The voice activity detection (VAD) is a sensitive component in spectrum subtraction. Its performance can dramatically influence the noise reduction level and the speech distortion severity.

The power spectrum of a speech segment has several characteristics that can be used to decide on the presence or absence of speech. The commonly used measures include short-time averaged energy, zero-crossing rate, and linear prediction coefficients etc.

Figure 1 shows a basic VAD system. It has three main components. Feature extraction unit analyzes and calculates a set of decision metrics, feature vectors, to be used for VAD threshold computation and VAD decision making. Various implementations may use application specific definitions of feature vectors.

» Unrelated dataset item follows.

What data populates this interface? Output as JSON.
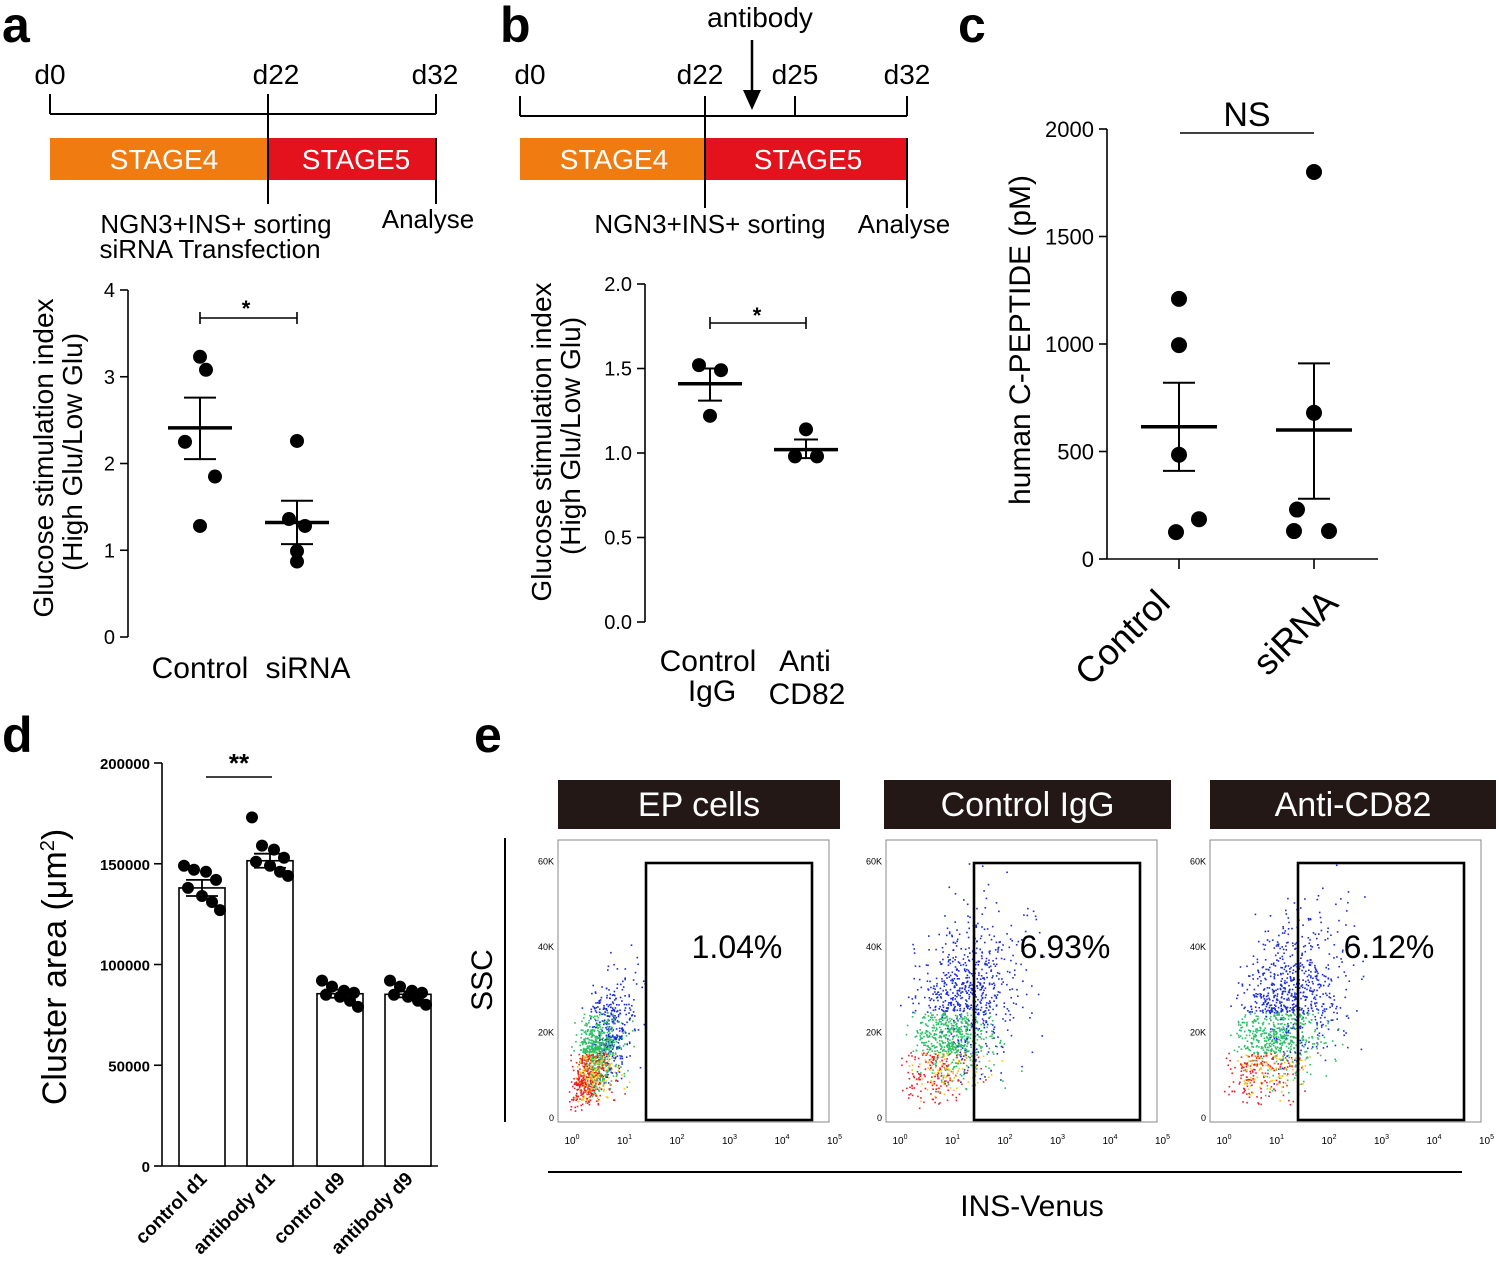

Energy based approaches are the most often used due to their simplicity. The design rationale is that speech bursts have higher transient power than the background noise. A long-term energy averaging can be used to measure the background noise level while a short-term averaging can be used to measure the transient speech power. If the short time averaging is higher than the long time averaging by a certain threshold, VAD declares speech presence. The decision mechanism may be implemented by the following logic,

$VAD\ =\ 1,ifEs>El0, otherwise$

where $E_s$ and $E_l$ are the short- and long-term energy values. They can be calculated frame by frame in time domain.

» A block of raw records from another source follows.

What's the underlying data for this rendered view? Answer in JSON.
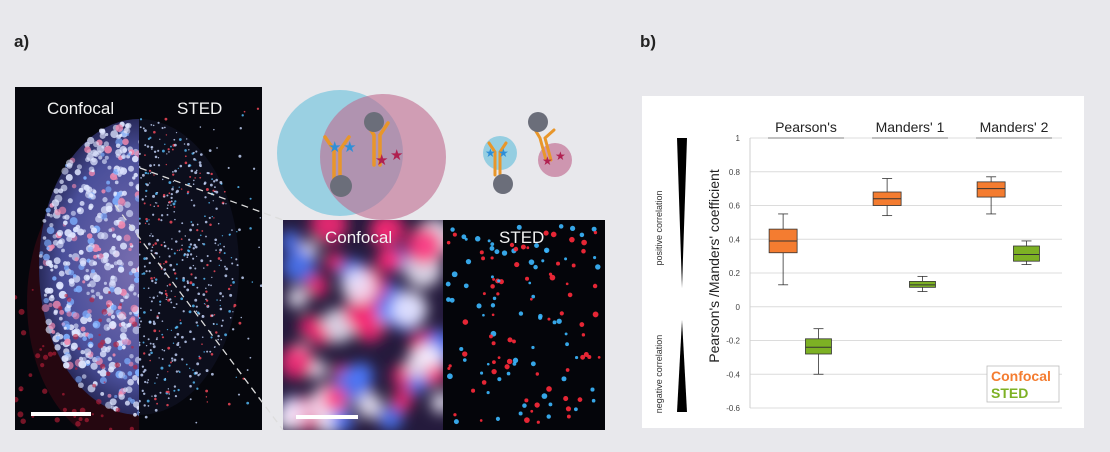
{
  "panels": {
    "a_label": "a)",
    "b_label": "b)"
  },
  "images": {
    "big_confocal_label": "Confocal",
    "big_sted_label": "STED",
    "zoom_confocal_label": "Confocal",
    "zoom_sted_label": "STED"
  },
  "colors": {
    "confocal": "#f47c30",
    "sted": "#7db124",
    "blue_channel": "#6fb8e6",
    "red_channel": "#d45080",
    "antibody": "#e8962a"
  },
  "icons": [
    "antibody-icon",
    "blue-star-fluorophore-icon",
    "red-star-fluorophore-icon"
  ],
  "chart_data": {
    "type": "box",
    "categories": [
      "Pearson's",
      "Manders' 1",
      "Manders' 2"
    ],
    "ylabel": "Pearson's /Manders' coefficient",
    "ylim": [
      -0.6,
      1.0
    ],
    "yticks": [
      1,
      0.8,
      0.6,
      0.4,
      0.2,
      0,
      -0.2,
      -0.4,
      -0.6
    ],
    "grid": true,
    "legend_position": "bottom-right",
    "side_labels": {
      "positive": "positive correlation",
      "negative": "negative correlation"
    },
    "series": [
      {
        "name": "Confocal",
        "boxes": [
          {
            "category": "Pearson's",
            "min": 0.13,
            "q1": 0.32,
            "median": 0.39,
            "q3": 0.46,
            "max": 0.55
          },
          {
            "category": "Manders' 1",
            "min": 0.54,
            "q1": 0.6,
            "median": 0.64,
            "q3": 0.68,
            "max": 0.76
          },
          {
            "category": "Manders' 2",
            "min": 0.55,
            "q1": 0.65,
            "median": 0.7,
            "q3": 0.74,
            "max": 0.77
          }
        ]
      },
      {
        "name": "STED",
        "boxes": [
          {
            "category": "Pearson's",
            "min": -0.4,
            "q1": -0.28,
            "median": -0.24,
            "q3": -0.19,
            "max": -0.13
          },
          {
            "category": "Manders' 1",
            "min": 0.09,
            "q1": 0.115,
            "median": 0.13,
            "q3": 0.15,
            "max": 0.18
          },
          {
            "category": "Manders' 2",
            "min": 0.25,
            "q1": 0.27,
            "median": 0.31,
            "q3": 0.36,
            "max": 0.39
          }
        ]
      }
    ]
  }
}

$E_s=\frac{1}{N}\sum_{t\ =\ 1}^{N}{x^2\left(t\right)}$

where N is the frame length.

The long term can be obtained from a frame by frame moving average with an adjustable decay parameter as below,

$E_l=\left(1-\gamma\right)E_s+\gamma\ E_l^{OLD}$

where $E_l^{OLD}$ is from previous frame and $\gamma$ is the decay parameter.

The performance of the VAD can obviously be improved if a feedback approach is adopted to evaluate the long term energy smoothing.